The trigger isn’t the trauma.
For example, a veteran with PTSD might be triggered by loud noises. We understand that the loud noises are associated with the trauma of experiencing a battle or surviving an attack. But the loud noises are not what actually caused the damage; they are just something the brain has associated with the trauma.
One of my trauma triggers is yelling. My mother would fly into rages and yell and scream. I knew I would never marry a yeller.
But I ended up marrying someone who traumatized me in similar ways to my mother, because I didn’t realize that while yelling was associated with the trauma of my childhood, it was not what actually caused the damage.
The most traumatizing part of my childhood was not that my mother yelled at me. It was the way she consumed me. It was the fact that she could never accept me as a separate person. She appropriated my energy and time. She siphoned my talents. She exploited my patience, compassion and good nature for her own benefit.
She raised me without boundaries.

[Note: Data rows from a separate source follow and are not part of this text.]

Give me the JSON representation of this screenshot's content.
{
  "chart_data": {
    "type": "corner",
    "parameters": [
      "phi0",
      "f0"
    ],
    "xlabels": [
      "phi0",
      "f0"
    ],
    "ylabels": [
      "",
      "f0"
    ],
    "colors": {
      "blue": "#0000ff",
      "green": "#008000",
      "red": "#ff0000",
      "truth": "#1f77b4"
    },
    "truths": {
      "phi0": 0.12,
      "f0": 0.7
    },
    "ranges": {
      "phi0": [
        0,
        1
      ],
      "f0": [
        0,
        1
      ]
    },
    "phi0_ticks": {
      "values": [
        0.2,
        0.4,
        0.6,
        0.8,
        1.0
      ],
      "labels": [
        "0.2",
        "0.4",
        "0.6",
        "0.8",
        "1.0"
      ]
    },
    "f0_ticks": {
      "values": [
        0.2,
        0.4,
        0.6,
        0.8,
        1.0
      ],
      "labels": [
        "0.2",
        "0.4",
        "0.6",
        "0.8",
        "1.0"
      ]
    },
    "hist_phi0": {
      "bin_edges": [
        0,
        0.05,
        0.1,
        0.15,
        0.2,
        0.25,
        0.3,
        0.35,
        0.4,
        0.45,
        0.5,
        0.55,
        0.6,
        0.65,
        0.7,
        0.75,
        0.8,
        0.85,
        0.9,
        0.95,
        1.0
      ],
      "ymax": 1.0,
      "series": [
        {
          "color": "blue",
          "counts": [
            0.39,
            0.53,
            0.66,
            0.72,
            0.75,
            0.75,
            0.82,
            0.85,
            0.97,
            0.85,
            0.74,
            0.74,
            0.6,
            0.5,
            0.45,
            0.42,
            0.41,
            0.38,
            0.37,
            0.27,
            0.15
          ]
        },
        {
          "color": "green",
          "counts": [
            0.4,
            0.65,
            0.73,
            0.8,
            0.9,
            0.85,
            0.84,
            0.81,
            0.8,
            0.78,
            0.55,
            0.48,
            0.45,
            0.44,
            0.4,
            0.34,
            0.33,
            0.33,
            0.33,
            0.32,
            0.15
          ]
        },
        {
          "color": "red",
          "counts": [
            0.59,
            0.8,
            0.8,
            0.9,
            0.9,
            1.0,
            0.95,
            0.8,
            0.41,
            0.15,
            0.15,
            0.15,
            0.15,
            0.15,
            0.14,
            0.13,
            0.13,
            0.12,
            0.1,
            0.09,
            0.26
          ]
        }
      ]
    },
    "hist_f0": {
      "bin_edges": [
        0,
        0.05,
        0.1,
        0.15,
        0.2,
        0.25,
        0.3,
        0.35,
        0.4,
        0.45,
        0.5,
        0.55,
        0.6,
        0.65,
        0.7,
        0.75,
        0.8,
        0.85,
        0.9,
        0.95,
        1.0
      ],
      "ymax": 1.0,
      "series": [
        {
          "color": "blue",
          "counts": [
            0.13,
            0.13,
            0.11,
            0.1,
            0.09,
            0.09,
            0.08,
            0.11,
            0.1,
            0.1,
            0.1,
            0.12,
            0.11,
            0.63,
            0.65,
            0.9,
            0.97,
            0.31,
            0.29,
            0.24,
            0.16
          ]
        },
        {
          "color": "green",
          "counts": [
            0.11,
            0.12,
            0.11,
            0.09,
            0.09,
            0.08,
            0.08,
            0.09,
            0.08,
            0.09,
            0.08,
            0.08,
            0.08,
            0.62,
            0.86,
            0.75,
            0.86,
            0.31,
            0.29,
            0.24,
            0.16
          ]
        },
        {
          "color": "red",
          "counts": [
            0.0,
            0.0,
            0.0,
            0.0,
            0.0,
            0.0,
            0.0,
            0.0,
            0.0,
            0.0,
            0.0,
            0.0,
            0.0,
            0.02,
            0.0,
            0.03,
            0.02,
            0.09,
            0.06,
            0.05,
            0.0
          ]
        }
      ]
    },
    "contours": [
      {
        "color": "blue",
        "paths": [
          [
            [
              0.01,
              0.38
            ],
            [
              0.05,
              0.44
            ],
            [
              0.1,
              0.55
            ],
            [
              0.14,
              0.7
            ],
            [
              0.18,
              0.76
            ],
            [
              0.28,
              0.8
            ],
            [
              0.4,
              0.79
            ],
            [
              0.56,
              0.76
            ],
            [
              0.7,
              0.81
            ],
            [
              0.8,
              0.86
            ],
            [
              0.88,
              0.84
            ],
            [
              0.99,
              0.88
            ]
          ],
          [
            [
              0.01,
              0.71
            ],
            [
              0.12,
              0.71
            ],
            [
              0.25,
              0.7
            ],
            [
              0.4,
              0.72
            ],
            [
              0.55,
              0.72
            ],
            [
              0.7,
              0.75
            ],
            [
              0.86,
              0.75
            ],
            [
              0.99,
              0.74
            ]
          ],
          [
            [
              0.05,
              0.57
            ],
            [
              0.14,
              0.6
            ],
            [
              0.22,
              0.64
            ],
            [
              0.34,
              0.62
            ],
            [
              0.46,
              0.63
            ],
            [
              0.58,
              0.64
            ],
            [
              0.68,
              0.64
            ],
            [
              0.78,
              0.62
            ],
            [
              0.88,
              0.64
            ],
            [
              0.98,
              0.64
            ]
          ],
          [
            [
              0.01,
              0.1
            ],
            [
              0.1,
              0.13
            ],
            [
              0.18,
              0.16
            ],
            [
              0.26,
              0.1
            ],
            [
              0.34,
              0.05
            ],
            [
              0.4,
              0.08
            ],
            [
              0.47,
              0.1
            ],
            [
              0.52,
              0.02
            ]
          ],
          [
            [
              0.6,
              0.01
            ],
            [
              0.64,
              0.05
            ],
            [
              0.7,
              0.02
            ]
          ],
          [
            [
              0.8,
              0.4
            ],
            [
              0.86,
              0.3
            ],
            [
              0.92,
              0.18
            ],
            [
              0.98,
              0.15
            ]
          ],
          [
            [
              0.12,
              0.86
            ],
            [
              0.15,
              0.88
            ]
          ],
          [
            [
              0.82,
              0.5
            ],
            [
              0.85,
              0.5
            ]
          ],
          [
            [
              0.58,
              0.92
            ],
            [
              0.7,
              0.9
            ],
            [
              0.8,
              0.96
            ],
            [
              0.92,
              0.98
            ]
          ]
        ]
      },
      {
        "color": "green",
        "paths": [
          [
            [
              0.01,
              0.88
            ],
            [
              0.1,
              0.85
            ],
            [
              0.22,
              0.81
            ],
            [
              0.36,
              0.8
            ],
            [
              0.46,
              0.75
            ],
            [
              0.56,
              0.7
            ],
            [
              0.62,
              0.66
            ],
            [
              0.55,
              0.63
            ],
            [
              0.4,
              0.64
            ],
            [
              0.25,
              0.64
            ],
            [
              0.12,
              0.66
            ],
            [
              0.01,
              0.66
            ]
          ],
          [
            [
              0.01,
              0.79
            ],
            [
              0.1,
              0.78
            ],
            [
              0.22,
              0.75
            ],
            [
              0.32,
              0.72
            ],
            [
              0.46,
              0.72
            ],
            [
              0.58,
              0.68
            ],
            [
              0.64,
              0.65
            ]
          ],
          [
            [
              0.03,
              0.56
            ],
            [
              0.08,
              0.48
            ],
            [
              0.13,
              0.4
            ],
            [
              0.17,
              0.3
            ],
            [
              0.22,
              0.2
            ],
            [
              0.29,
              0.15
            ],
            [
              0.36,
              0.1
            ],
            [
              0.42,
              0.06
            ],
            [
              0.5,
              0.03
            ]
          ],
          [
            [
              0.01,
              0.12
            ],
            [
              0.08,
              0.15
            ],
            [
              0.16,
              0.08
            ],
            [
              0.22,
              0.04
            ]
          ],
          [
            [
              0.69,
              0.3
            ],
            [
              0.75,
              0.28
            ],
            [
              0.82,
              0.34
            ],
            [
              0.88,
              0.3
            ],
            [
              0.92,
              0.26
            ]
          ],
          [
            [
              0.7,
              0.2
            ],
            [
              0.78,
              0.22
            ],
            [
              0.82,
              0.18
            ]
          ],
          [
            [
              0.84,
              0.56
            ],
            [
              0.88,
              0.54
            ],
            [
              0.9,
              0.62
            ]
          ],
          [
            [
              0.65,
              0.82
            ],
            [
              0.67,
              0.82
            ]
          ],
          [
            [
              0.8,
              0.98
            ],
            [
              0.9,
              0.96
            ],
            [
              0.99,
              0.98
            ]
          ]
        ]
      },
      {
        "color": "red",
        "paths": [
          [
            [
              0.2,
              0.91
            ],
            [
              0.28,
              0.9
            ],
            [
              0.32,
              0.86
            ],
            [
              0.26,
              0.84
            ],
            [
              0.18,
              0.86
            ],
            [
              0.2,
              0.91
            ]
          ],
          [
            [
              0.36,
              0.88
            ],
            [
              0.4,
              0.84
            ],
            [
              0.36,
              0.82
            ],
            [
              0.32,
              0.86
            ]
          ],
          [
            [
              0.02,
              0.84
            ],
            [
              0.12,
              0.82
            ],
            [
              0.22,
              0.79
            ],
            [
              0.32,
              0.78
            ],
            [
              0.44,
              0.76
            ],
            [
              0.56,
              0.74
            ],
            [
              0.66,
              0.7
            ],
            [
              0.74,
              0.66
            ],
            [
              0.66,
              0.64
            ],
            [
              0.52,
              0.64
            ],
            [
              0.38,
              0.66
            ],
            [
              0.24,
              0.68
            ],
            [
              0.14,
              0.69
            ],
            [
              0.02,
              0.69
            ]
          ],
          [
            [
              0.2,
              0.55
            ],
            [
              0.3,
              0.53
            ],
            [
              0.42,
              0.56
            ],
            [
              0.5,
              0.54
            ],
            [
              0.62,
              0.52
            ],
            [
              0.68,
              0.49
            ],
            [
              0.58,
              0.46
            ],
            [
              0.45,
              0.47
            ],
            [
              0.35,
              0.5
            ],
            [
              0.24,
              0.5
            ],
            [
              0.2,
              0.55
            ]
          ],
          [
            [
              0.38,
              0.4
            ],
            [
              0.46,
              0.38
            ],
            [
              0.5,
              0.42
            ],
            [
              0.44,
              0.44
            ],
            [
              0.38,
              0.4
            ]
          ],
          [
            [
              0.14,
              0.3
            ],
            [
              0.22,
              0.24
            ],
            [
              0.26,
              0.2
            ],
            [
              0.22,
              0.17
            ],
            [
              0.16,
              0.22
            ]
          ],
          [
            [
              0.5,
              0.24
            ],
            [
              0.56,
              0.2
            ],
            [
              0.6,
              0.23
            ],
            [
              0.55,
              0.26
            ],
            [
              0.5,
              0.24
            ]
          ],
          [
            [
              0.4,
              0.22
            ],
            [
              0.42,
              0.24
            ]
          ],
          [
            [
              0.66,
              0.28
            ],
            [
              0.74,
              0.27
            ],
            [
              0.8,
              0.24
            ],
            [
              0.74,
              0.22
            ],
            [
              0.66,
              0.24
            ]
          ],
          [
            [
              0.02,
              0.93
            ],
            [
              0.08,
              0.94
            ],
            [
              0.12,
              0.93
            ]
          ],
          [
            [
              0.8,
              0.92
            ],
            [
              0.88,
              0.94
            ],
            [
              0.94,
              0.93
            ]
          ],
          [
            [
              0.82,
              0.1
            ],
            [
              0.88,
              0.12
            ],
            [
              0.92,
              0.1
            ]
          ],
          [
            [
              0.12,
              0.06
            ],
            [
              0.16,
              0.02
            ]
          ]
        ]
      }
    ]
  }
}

Anything good I did, she took credit for. Mistakes were met with the disappointment of a lifetime of failures – hers, not mine.
The yelling was loud and unpleasant and I still can’t relax if someone in the neighborhood is raising their voice. But the damage was done by something else entirely – and until I realized that I was susceptible to people who employ that kind of boundary-less love.
The abuse didn’t just happen in those terrible moments when I feared for my life. It was the air I swam in, the ocean I breathed. Those moments were when the light broke through and I could see, sure. But the damage was happening all. the. time.
Worry less about the specific behaviors and more about the long-term patterns.
This holds for evaluating our relationships. It also applies when we are thinking about how we parent. Specific behaviors are easy to isolate and recognize, but the underlying patterns and ways of thinking are what really matter.
Maybe you are concerned because your partner has a behavior that triggers you and you wonder if your relationship is unhealthy.
Maybe you feel guilty because you keep yelling at your kids, and you worry that you’ll traumatize them.
Try digging beneath the specific behavior to find the reasons.
Your partner may be abusive, or they may have a thoughtless habit that triggers you. What is it that they do? Why does it bother you? Why do they do it?
You yell at your kids. Why? When? What is going on inside of you right before you lose your cool? It is more effective to address the underlying needs and thought patterns than to try to change a behavior.